— А тебя, я чаю, удивляет моя откровенность, девочка-мальчик, — Лидия поправила тюльпан в волосах. — Но подумай сама, часто ли выпадает мне возможность хоть кому-нибудь излить душу? Люди слепы и тупы, разве они могут поверить в чародейства, на которые способен любезной Венедиктов? Ты же знаешь, что он великий кудесник, следовательно, ты поверишь мне. Кроме того, дела наши порою предосудительны во мнении света, и, если кто поверит мне, себе дороже: потом не оберешься хлопот. Ты же мне безопасна, ибо из сего дома тебе уж не выйти.
— Ты разумеешь, что твой Венедиктов меня убьет? — С вольготностью, позволяемой мужским нарядом, Нелли, усевшаяся в кресла, закинула одну ногу на другую. Перед дамами так, понятное дело, сидеть не благовоспитанно, но, во-первых, Нелли сама не мужчина, а во-вторых, с чего ей выказывать уважение этой глупой, самодовольной обманщице?
— Дерзкая девчонка, уж не сомневаешься ли ты, что ему сложно это сделать? — Щеки Гамаюновой вспыхнули. — Поверь, это ему проще, чем прихлопнуть комара.
Нелли легко было в подобное поверить, но странное дело, она отчего-то не боялась. Отчего-то просто не верилось ей, что она, Нелли Сабурова, может погибнуть.
— Ты сказывала, что отвергла великолепные партии, — напомнила она вместо ответа.

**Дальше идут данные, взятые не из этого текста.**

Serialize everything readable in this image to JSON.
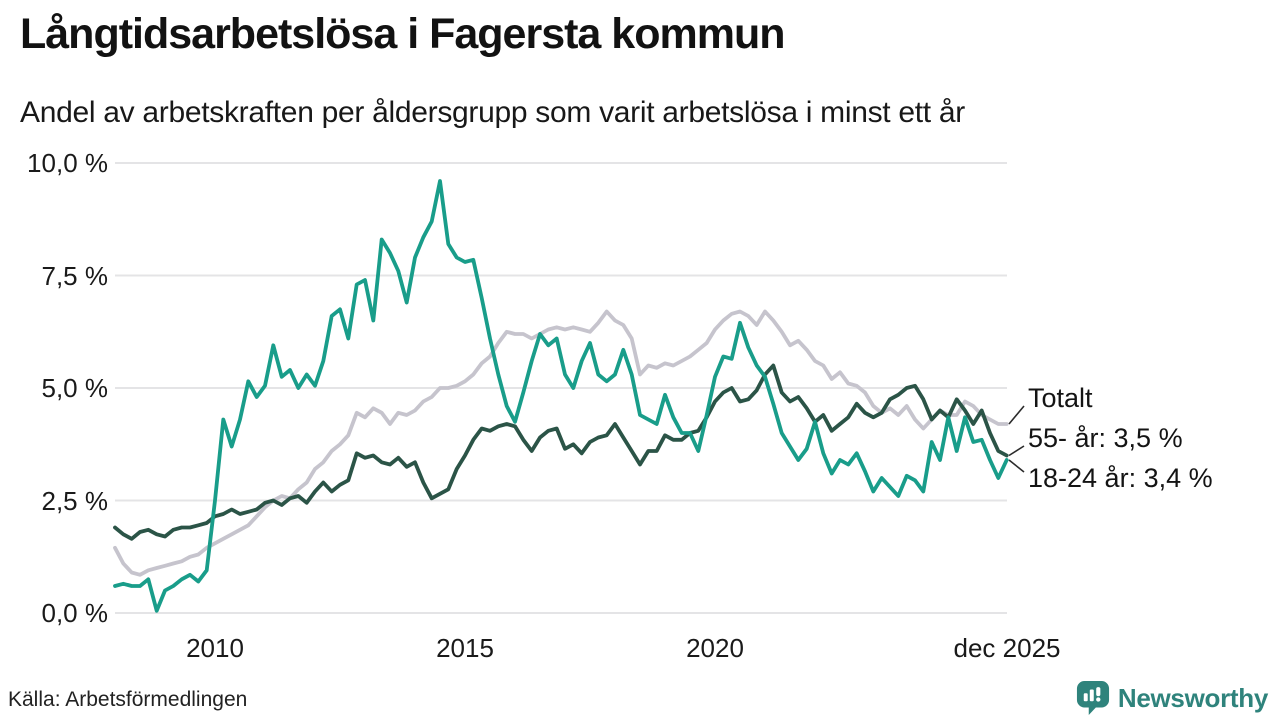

— О, тебе и не представить какие! — Воспоминания эти явственно больше занимали Лидию, чем судьба Нелли. — Родственники мои ревели белугою с досады. Мне шел уж двадцать один год, но никто не давал больше шестнадцати, когда получила я самое блестящее предложение руки и сердца. Во всем доводилось мне первенствовать: я играла на арфе, пела, превосходно ездила верхом, хоть то и было внове…
«Как это — внове ездить верхом?» — подумалось Нелли. В девичестве не пренебрегала сим даже Елизавета Федоровна, большая ревнительница скромности.
— Но единожды наступил день, который надолго суждено мне было запомнить. То был прием, на коем успех имела будущая княгиня Финистова, я запамятовала сейчас девичье ее имя. Больший успех, чем я, особливо в котильоне! Словно десяток змей обвил и начал жалить мое сердце. Тщательно выступая в фигурах танца, я исподтишка разглядывала мою соперницу в свете. Глаза ее казались темными, как мои, но не были ни выразительней, ни больше! Нету спору, платье ее цвета само, расшитое виноградовыми гирляндами, и хризолитовые украшения в куафюре личили ей, но и мой сине-голубой туалет с сапфировыми браслетами был хорош несказанно. Положительно, нога моя была меньше, а рисунок губ изысканнее! В чем же дело? Отчего молодой Финистов, что еще недавно волочился за мною, не спускал с нее того особого взгляда, когда мужские глаза словно горят изнутри теплым огнем? О, как опьяняет сей взгляд, дитя! Долго гадала я, прежде чем ужасное объяснение открылось мне, словно разверзнувшаяся бездна: гадкая Федосия была моложе!